It is illegal to fly a drone near an airport. Not only are there security issues, but it's also not safe when there are massive metal tubes filled with people moving at high speeds through the sky. The violating tech was first spotted around 9PM on Wednesday night. There were more than 50 sightings in the span of 24 hours, but it is unclear whether all who reported were seeing the same drone. The Army was deployed to help with the investigation and to assist with any other possible threats. "This is clearly a very serious ongoing incident in which substantial drones have been used to bring about the temporary closure of a major international airport," said transport secretary, Chris Grayling. Around 800 flights in total were cancelled, which affected an estimated 126,000 passengers. "The people who were involved should face the maximum possible custodial sentence for the damage they have done," Grayling added. "The government is doing everything it can to support Sussex police."

The runway reopened early Friday morning, but it takes time to recover from a disruption of that magnitude. Despite the search efforts of around 20 police units, we still don't know who was responsible. The Guardian reports that "military-grade drone tracking and signal jamming machines" were spotted at the airport, but the police would not comment on what efforts they were taking to shoot down the drones, if spotted again.
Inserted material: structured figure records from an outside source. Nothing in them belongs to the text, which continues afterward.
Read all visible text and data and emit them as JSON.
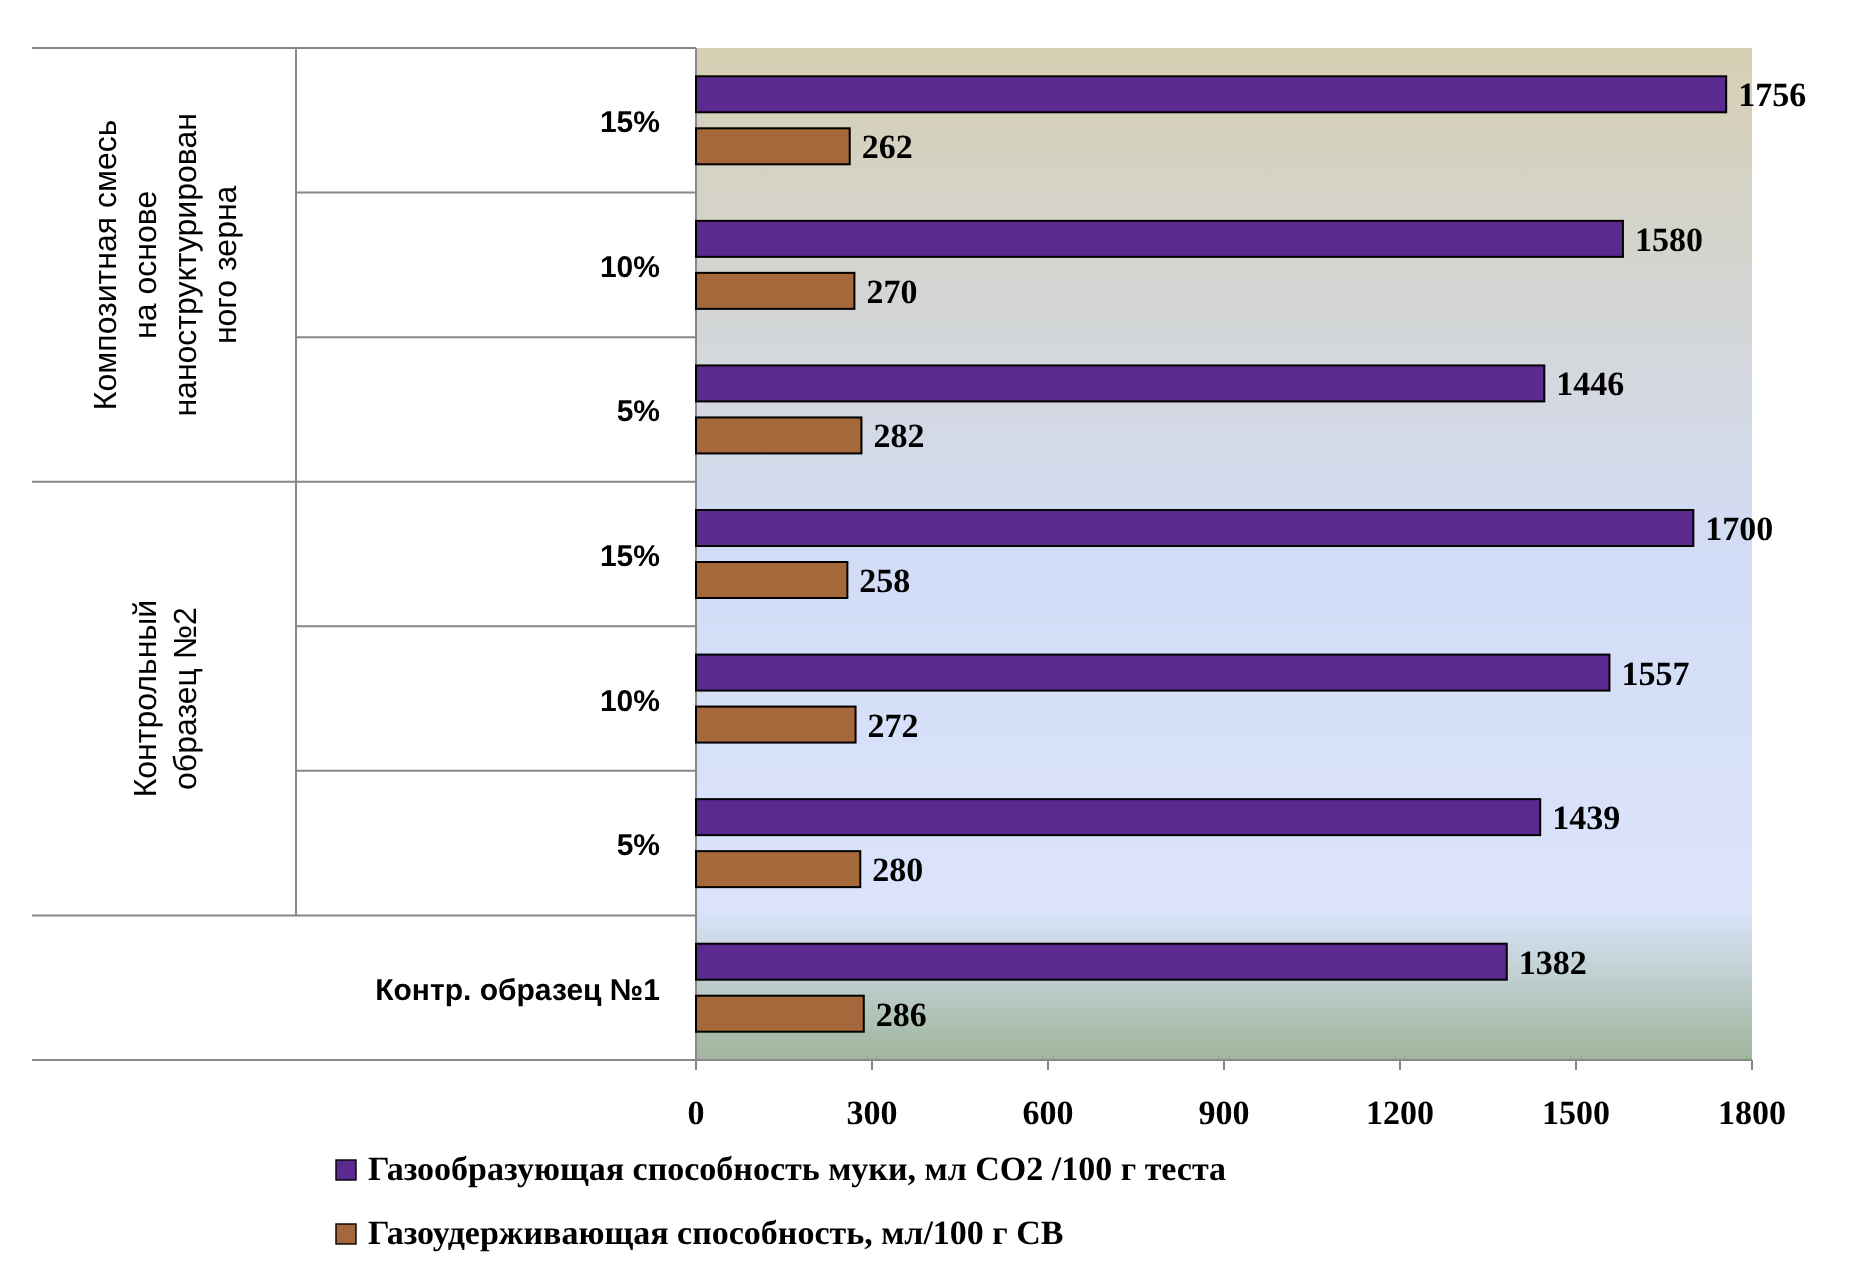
{
  "chart_data": {
    "type": "bar",
    "orientation": "horizontal",
    "categories": [
      "15%",
      "10%",
      "5%",
      "15%",
      "10%",
      "5%",
      "Контр. образец №1"
    ],
    "series": [
      {
        "name": "Газообразующая способность муки, мл CO2 /100 г теста",
        "color": "#5b2a8e",
        "values": [
          1756,
          1580,
          1446,
          1700,
          1557,
          1439,
          1382
        ]
      },
      {
        "name": "Газоудерживающая способность, мл/100 г СВ",
        "color": "#a5683a",
        "values": [
          262,
          270,
          282,
          258,
          272,
          280,
          286
        ]
      }
    ],
    "xlim": [
      0,
      1800
    ],
    "xticks": [
      0,
      300,
      600,
      900,
      1200,
      1500,
      1800
    ],
    "data_labels": true,
    "legend": "bottom",
    "grid": false,
    "annotations": [
      "Композитная смесь на основе наноструктурированного зерна",
      "Контрольный образец №2"
    ]
  }
}
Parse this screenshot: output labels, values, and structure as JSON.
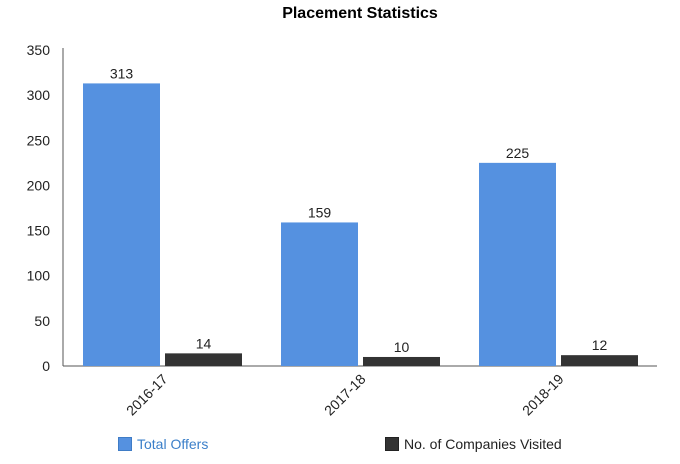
{
  "chart_data": {
    "type": "bar",
    "title": "Placement Statistics",
    "categories": [
      "2016-17",
      "2017-18",
      "2018-19"
    ],
    "series": [
      {
        "name": "Total Offers",
        "values": [
          313,
          159,
          225
        ],
        "color": "#5591e0"
      },
      {
        "name": "No. of Companies Visited",
        "values": [
          14,
          10,
          12
        ],
        "color": "#333333"
      }
    ],
    "ylim": [
      0,
      350
    ],
    "yticks": [
      0,
      50,
      100,
      150,
      200,
      250,
      300,
      350
    ],
    "xlabel": "",
    "ylabel": "",
    "grid": false,
    "data_labels": true,
    "legend_position": "bottom"
  }
}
The police were also considering using firearms to blast the robots out of the sky. "Persons of interest" have been identified by the authorities, but names and motives have not been shared with the public. "In terms of motivation there is a whole spectrum of possibilities, from the really high end criminal behaviour all the way down to just individuals trying to be malicious," Assistant Chief Constable Steve Barry said in a statement.

As of now, there is really no way to stop anyone with a drone from entering restricted airspace, so all airports and authorities can do is react. The shut down at Gatwick has further illustrated just how ill-prepared airports are for such a treat. "This is an unprecedented issue," Gatwick's chief executive Chris Woodroofe said after the runway was reopened. "This isn't a Gatwick Airport issue. It's not even a UK issue. It's an international issue. What we need to be doing going forward is work with technology providers and with the Government to enhance our ability to address the risk posed by drones to airports...we have been working with technology providers ourselves for the last 12 months but stood here today, there is no commercially available airport licensed proven technology that I could implement."